Created By : Jatin Gogia
Reviewed By : Rajasekhar Valipishetty
Last Updated : Apr 06, 2023
HCF Calculator using the Euclid Division Algorithm helps you to find the Highest common factor (HCF) easily for 526, 473, 278, 28 i.e. 1 the largest integer that leaves a remainder zero for all numbers.
HCF of 526, 473, 278, 28 is 1 the largest number which exactly divides all the numbers i.e. where the remainder is zero. Let us get into the working of this example.
Consider we have numbers 526, 473, 278, 28 and we need to find the HCF of these numbers. To do so, we need to choose the largest integer first and then as per Euclid's Division Lemma a = bq + r where 0 ≤ r ≤ b
Highest common factor (HCF) of 526, 473, 278, 28 is 1.
HCF(526, 473, 278, 28) = 1
Highest common factor or Highest common divisor (hcd) can be calculated by Euclid's algotithm.
Highest common factor (HCF) of 526, 473, 278, 28 is 1.
Step 1: Since 526 > 473, we apply the division lemma to 526 and 473, to get
526 = 473 x 1 + 53
Step 2: Since the reminder 473 ≠ 0, we apply division lemma to 53 and 473, to get
473 = 53 x 8 + 49
Step 3: We consider the new divisor 53 and the new remainder 49, and apply the division lemma to get
53 = 49 x 1 + 4
We consider the new divisor 49 and the new remainder 4,and apply the division lemma to get
49 = 4 x 12 + 1
We consider the new divisor 4 and the new remainder 1,and apply the division lemma to get
4 = 1 x 4 + 0
The remainder has now become zero, so our procedure stops. Since the divisor at this stage is 1, the HCF of 526 and 473 is 1
Notice that 1 = HCF(4,1) = HCF(49,4) = HCF(53,49) = HCF(473,53) = HCF(526,473) .
We can take hcf of as 1st numbers and next number as another number to apply in Euclidean lemma
Step 1: Since 278 > 1, we apply the division lemma to 278 and 1, to get
278 = 1 x 278 + 0
The remainder has now become zero, so our procedure stops. Since the divisor at this stage is 1, the HCF of 1 and 278 is 1
Notice that 1 = HCF(278,1) .
We can take hcf of as 1st numbers and next number as another number to apply in Euclidean lemma
Step 1: Since 28 > 1, we apply the division lemma to 28 and 1, to get
28 = 1 x 28 + 0
The remainder has now become zero, so our procedure stops. Since the divisor at this stage is 1, the HCF of 1 and 28 is 1
Notice that 1 = HCF(28,1) .
Here are some samples of HCF using Euclid's Algorithm calculations.

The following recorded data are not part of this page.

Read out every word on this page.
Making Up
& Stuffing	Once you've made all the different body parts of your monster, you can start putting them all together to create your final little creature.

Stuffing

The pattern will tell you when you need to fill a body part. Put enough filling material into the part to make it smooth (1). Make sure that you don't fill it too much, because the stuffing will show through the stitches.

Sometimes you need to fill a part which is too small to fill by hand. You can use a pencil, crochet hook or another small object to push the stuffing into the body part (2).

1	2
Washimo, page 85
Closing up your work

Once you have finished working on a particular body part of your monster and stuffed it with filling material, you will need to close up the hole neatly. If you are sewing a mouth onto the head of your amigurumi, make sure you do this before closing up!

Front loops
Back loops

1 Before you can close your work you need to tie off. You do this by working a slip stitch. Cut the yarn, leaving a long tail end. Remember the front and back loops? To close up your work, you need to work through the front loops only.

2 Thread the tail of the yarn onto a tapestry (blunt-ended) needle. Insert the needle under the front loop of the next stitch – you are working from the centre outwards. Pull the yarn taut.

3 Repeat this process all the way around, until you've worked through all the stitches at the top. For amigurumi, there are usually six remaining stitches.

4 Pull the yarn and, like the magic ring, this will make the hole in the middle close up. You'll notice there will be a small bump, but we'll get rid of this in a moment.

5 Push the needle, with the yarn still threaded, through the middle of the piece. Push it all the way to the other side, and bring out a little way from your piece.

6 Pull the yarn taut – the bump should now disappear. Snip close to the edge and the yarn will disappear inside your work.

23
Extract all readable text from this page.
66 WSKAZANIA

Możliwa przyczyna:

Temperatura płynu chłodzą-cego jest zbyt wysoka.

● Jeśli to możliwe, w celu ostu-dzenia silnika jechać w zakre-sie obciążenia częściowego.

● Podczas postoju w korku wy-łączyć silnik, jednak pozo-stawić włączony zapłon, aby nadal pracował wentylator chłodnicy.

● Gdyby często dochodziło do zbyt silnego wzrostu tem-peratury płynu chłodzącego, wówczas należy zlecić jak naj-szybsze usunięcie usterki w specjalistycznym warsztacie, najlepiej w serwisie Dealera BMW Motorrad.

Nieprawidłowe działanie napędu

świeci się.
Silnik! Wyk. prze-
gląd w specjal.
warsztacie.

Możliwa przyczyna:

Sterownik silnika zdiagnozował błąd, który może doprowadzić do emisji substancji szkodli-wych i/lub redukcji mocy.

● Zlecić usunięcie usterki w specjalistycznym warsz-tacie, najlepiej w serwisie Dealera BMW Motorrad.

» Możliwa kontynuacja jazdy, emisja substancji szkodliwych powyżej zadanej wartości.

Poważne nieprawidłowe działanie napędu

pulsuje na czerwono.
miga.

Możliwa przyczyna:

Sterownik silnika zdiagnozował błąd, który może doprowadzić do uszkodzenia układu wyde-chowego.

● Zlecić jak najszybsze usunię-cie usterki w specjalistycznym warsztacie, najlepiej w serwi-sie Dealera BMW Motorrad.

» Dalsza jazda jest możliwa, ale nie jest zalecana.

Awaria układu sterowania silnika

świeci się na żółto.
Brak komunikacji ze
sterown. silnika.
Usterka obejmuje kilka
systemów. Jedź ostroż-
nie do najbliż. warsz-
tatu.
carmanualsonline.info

1. What is the Euclid division algorithm?
Answer: Euclid's Division Algorithm is a technique to compute the Highest Common Factor (HCF) of given positive integers.
2. what is the HCF of 526, 473, 278, 28?
Answer: HCF of 526, 473, 278, 28 is 1 the largest number that divides all the numbers leaving a remainder zero.
3. How to find HCF of 526, 473, 278, 28 using Euclid's Algorithm?
Answer: For arbitrary numbers 526, 473, 278, 28 apply Euclid’s Division Lemma in succession until you obtain a remainder zero. HCF is the remainder in the last but one step.